Vol. 30, Issue 11, 1201-1205, November 2002

Effects of G169R and P34S Substitutions Produced by Mutations of CYP2D6*14 on the Functional Properties of CYP2D6 Expressed in V79 Cells

Tomoko Shiraishi, Masakiyo Hosokawa, Kaoru Kobayashi, Hitoshi Tainaka, Yoshiyuki Yamaura, Miwo Taguchi, and Kan Chiba

Laboratory of Pharmacology and Toxicology, Graduate School of Pharmaceutical Sciences, Chiba University, Chiba-shi (T.S., M.H., K.K., H.T., Y.Y., M.T., K.C.); Third Biological Section, Department of First Forensic Science, National Research Institute of Police Sciences, Kashiwa-shi (T.S.), and Asahi Technoglass, Funabashi-shi, Chiba, Japan (H.T.)
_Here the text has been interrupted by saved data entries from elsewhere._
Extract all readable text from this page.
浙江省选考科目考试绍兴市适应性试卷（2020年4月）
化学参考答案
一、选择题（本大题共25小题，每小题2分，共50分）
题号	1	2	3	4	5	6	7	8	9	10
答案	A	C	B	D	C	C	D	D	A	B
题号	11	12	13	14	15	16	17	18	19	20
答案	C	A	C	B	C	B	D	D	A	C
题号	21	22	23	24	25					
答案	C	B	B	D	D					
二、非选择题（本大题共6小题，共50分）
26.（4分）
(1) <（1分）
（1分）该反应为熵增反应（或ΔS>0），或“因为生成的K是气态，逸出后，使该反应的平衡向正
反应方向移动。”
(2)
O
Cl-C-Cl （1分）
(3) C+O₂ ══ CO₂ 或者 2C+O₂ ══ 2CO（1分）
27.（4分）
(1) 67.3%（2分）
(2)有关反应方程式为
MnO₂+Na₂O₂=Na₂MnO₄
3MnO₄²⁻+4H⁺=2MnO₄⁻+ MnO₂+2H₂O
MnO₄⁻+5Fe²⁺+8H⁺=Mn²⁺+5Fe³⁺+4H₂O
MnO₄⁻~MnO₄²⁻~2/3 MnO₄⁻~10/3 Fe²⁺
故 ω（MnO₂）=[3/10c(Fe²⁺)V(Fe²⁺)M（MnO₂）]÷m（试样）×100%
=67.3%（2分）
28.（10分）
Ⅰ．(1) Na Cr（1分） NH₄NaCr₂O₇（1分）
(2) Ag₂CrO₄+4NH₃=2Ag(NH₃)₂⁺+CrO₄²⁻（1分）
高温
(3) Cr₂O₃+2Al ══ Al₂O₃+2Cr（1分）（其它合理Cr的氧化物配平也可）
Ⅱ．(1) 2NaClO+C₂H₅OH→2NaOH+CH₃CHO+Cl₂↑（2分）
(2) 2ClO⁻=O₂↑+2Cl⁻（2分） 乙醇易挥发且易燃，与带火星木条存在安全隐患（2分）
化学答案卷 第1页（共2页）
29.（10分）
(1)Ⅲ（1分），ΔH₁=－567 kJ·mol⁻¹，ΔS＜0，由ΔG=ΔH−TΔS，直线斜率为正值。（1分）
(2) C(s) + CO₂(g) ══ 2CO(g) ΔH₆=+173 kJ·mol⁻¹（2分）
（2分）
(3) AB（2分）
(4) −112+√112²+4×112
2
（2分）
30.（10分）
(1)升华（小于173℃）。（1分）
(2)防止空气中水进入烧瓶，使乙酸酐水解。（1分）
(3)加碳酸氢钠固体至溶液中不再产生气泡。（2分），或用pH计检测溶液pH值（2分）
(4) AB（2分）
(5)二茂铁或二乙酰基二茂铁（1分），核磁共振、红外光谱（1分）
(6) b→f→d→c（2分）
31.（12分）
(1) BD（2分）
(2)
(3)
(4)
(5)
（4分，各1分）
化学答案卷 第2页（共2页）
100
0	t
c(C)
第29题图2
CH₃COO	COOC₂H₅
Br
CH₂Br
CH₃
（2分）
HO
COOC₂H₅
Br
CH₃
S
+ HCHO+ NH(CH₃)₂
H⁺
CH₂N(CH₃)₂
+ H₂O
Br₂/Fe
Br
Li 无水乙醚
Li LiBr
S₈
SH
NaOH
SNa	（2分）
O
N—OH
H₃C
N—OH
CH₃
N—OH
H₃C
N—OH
CYP2D6 is a polymorphic enzyme that catalyzes the oxidation of various drugs. At least 40-mutant alleles of CYP2D6 have been reported. CYP2D6*14, which is one of them found in Asian populations, causes deficient activity of CYP2D6. Four amino acid substitutions, P34S, G169R, R296C, and S486T, are present in the protein encoded by CYP2D6*14 (CYP2D6 14). Among them, G169R is thought to be a definitive substitution because it is unique to CYP2D6 14. However, a previous study showed that the activity of G169R-substituted CYP2D6 was about 40% of wild-type CYP2D6, suggesting that a combination of G169R and other substitutions may be required to abolish the activity of CYP2D6. In the present study, we examined the effects of combined substitutions of G169R and P34S on the functional properties of CYP2D6 and compared them with those of a single substitution of G169R or P34S using a cDNA expression system of V79 cells. The results showed that a combined substitution of G169R and P34S reduced the activities of CYP2D6 to less than the detection limit of our analytical method for bufuralol 1'-hydroxylation and dextromethorphan O-demethylation. However, these activities were not completely abolished by a single substitution of P34S or G169R. The findings suggest that simultaneous substitution of G169R and P34S is crucial for almost completely abolishing the activity of CYP2D6 at least in V79 cells, although whether the absence of metabolism is due to the absence of functional protein or catalytic incompetency remains unclear because the levels of CYP2D6 protein expressed in V79 cells were too low to be determined by difference CO-reduced spectra.